Financial Results for the Three-Month Period ended September 30, 2016
- Cash / liquidity position: As of September 30, 2016, Adaptimmune had $140.4 million of cash and cash equivalents and $47.1 million of short-term deposits representing a total liquidity position1 of $187.5 million. For the three months ended September 30, 2016, the decrease in cash and cash equivalents was $10.5 million and the decrease in short-term deposits was $7.9 million, representing a decrease in total liquidity position of $18.4 million.
- Revenue: For the three months ended September 30, 2016, revenue was $2.4 million compared to $4.9 million for the three months ended September 30, 2015. This decrease was primarily due to the impact of development milestones achieved in the three months ended in September 30, 2015 under the GSK Collaboration and License Agreement.
- Research and development (“R&D”) expenses: R&D expenses increased to $15.6 million for the three months ended September 30, 2016 from $8.9 million for the three months ended September 30, 2015, primarily due to increased period-over-period costs associated with ongoing clinical trials of the Company’s NY-ESO and MAGE-A10 SPEAR T-cell therapies; preparation for a study with the Company’s SPEAR T-cell therapy targeting AFP; and increased personnel expenses.
- General and administrative (“G&A”) expenses: G&A expenses were $5.4 million for the three months ended September 30, 2016 compared to $4.4 million for the three months ended September 30, 2015. The increase was primarily due to increased personnel costs.
- Net loss: Net loss attributable to holders of the Company’s ordinary shares was $18.5 million for the three months ended September 30, 2016. This equates to $(0.04) per ordinary share or $(0.26) per American Depositary Share.

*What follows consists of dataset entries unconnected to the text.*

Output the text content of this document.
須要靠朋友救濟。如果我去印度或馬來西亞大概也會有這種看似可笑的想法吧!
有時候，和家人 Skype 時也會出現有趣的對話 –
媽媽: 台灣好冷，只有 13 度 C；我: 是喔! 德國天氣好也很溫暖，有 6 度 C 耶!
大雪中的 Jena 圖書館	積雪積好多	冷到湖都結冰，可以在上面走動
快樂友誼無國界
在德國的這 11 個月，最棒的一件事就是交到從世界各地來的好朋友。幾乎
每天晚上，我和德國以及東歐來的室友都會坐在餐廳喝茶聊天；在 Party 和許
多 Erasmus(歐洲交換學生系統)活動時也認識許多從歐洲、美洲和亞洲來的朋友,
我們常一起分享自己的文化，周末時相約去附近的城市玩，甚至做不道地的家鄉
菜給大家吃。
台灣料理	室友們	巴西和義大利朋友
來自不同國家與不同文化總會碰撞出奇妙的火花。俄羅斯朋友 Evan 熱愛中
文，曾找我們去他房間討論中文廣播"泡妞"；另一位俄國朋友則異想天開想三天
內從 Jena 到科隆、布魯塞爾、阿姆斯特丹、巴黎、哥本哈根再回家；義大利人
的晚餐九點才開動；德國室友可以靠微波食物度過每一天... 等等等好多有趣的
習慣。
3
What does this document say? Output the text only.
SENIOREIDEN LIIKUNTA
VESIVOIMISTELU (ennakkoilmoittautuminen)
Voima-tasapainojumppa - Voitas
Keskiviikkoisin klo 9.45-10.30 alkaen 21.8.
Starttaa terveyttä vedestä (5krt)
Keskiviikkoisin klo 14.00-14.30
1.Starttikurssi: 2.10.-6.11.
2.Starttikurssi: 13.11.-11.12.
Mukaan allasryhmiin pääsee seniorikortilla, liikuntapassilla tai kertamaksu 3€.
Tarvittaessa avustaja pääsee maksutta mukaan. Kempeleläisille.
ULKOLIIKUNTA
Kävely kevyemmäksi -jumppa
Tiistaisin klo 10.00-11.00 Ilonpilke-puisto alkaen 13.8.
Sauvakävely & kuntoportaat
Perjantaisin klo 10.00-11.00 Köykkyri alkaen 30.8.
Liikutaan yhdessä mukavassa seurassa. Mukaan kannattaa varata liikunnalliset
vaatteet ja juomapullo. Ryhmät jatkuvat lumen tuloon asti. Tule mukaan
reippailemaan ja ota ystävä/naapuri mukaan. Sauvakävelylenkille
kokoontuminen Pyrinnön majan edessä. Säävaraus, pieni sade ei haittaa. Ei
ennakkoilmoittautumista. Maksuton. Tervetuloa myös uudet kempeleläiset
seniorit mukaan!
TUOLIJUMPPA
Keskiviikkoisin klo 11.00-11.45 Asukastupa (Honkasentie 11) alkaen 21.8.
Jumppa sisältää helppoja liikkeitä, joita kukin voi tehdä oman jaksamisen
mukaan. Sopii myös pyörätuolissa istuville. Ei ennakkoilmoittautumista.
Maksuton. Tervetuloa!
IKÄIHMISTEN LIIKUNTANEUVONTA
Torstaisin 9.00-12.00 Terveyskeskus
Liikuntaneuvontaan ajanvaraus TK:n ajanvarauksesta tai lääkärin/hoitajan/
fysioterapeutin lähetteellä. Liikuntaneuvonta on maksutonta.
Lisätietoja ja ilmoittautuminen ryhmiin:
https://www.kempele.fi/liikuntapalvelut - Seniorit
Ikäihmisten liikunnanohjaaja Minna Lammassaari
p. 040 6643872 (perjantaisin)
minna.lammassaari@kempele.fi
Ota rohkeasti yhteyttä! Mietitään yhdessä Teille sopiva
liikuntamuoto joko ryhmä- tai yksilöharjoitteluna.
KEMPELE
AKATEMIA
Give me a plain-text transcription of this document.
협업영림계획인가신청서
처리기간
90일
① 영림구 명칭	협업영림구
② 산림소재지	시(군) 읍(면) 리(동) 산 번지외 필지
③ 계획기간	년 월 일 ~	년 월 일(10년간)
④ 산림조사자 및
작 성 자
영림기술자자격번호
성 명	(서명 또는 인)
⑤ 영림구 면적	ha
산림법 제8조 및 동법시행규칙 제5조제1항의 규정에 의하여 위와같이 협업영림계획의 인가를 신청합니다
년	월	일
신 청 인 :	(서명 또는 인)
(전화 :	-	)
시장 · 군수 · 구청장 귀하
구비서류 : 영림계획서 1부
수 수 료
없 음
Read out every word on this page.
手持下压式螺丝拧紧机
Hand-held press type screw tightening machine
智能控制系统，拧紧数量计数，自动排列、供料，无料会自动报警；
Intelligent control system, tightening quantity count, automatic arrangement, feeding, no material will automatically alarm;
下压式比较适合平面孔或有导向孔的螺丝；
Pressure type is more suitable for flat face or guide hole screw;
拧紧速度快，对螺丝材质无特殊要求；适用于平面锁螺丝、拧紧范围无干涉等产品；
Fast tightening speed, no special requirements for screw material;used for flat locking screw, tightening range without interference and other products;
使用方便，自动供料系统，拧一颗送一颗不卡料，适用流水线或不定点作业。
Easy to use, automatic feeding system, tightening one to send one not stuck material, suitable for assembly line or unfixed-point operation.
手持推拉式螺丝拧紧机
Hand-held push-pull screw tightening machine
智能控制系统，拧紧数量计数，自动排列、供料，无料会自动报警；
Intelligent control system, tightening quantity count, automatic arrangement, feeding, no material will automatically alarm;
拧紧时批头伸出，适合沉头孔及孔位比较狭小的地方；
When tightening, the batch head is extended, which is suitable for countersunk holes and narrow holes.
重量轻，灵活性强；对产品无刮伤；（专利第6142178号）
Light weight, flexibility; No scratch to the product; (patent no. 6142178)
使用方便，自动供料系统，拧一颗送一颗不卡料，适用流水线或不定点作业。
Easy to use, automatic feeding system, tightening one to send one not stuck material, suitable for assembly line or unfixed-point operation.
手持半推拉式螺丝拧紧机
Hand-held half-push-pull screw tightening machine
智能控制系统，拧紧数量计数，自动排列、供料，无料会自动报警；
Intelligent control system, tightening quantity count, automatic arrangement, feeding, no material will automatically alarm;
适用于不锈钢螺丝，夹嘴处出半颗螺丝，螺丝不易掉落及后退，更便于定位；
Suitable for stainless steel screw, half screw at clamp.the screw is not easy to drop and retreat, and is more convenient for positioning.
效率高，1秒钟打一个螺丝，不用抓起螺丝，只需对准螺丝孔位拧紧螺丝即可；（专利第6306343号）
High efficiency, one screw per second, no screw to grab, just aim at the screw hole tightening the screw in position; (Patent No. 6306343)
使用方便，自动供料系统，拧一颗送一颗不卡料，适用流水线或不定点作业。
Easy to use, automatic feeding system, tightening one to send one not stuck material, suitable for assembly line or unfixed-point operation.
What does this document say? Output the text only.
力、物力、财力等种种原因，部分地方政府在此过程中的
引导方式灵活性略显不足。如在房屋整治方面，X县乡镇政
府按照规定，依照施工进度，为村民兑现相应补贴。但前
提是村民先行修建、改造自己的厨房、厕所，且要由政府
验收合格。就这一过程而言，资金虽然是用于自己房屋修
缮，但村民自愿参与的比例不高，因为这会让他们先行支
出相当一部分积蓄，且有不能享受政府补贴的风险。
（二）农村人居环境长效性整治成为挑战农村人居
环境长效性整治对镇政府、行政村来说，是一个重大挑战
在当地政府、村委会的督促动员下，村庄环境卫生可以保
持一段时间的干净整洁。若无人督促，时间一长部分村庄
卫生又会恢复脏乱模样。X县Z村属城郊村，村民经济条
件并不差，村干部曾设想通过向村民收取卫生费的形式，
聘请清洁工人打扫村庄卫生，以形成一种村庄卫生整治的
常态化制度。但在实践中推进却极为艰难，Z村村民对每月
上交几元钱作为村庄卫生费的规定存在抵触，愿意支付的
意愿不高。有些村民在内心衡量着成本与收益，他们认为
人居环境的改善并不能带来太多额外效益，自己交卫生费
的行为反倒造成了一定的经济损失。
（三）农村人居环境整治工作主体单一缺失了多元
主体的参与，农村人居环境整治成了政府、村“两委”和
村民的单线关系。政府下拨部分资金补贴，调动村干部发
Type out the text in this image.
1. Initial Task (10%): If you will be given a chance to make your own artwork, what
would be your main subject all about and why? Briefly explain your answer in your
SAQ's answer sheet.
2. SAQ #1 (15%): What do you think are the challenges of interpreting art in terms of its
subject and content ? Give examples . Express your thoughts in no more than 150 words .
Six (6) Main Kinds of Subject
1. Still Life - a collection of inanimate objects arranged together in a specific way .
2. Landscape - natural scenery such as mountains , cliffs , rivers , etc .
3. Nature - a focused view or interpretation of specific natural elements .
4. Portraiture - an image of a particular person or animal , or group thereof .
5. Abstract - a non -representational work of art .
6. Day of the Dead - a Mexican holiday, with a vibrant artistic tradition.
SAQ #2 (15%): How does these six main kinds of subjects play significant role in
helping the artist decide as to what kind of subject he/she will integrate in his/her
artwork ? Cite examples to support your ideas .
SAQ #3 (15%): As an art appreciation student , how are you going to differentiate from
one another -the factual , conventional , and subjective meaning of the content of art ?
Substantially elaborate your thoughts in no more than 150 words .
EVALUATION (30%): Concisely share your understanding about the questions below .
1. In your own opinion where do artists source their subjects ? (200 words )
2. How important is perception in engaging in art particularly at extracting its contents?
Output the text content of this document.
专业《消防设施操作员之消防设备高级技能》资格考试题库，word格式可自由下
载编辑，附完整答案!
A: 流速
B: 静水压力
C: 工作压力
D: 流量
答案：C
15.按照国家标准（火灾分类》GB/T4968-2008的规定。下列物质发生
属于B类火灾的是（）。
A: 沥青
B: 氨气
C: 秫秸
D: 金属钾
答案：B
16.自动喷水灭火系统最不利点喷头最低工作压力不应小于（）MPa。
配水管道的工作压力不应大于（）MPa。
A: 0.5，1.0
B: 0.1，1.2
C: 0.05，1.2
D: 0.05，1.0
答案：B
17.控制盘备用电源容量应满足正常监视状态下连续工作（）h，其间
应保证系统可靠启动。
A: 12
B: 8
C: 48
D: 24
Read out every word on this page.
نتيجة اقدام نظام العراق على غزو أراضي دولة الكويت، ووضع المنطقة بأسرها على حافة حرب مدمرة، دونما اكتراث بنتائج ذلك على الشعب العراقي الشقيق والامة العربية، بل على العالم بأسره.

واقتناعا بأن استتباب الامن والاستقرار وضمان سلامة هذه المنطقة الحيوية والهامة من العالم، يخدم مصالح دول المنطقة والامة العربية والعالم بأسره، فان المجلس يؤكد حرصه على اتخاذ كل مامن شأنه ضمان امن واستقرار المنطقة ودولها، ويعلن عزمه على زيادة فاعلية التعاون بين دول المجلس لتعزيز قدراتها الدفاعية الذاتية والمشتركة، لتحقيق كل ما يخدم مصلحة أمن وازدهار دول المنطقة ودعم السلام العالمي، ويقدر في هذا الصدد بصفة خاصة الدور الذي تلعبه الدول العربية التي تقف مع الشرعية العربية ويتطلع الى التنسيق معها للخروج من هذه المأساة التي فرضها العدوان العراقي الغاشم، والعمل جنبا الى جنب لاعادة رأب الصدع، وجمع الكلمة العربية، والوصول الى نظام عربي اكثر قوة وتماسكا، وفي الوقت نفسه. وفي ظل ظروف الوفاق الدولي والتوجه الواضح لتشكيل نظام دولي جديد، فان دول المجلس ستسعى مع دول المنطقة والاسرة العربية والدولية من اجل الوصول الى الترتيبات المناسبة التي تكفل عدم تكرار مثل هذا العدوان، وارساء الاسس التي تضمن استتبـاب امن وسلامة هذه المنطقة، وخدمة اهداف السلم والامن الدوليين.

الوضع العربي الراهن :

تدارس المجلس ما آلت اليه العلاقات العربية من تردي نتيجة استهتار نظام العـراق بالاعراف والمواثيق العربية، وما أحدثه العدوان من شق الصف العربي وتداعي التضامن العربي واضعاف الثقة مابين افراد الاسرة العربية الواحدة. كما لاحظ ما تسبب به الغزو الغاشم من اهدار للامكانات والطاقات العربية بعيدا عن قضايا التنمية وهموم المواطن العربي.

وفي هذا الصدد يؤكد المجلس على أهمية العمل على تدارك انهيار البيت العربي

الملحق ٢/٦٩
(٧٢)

1 Total liquidity position is a non GAAP financial measure, which is explained and reconciled to the most directly comparable financial measures prepared in accordance with GAAP below.
Adaptimmune is reiterating its guidance. For the full year 2016, the Company expects its decrease in total liquidity position to be between $80 and $100 million and expects its total liquidity position at December 31, 2016, including cash, cash equivalents and short term deposits, to be at least $150 million. This guidance excludes the effect of any potential new business development activities.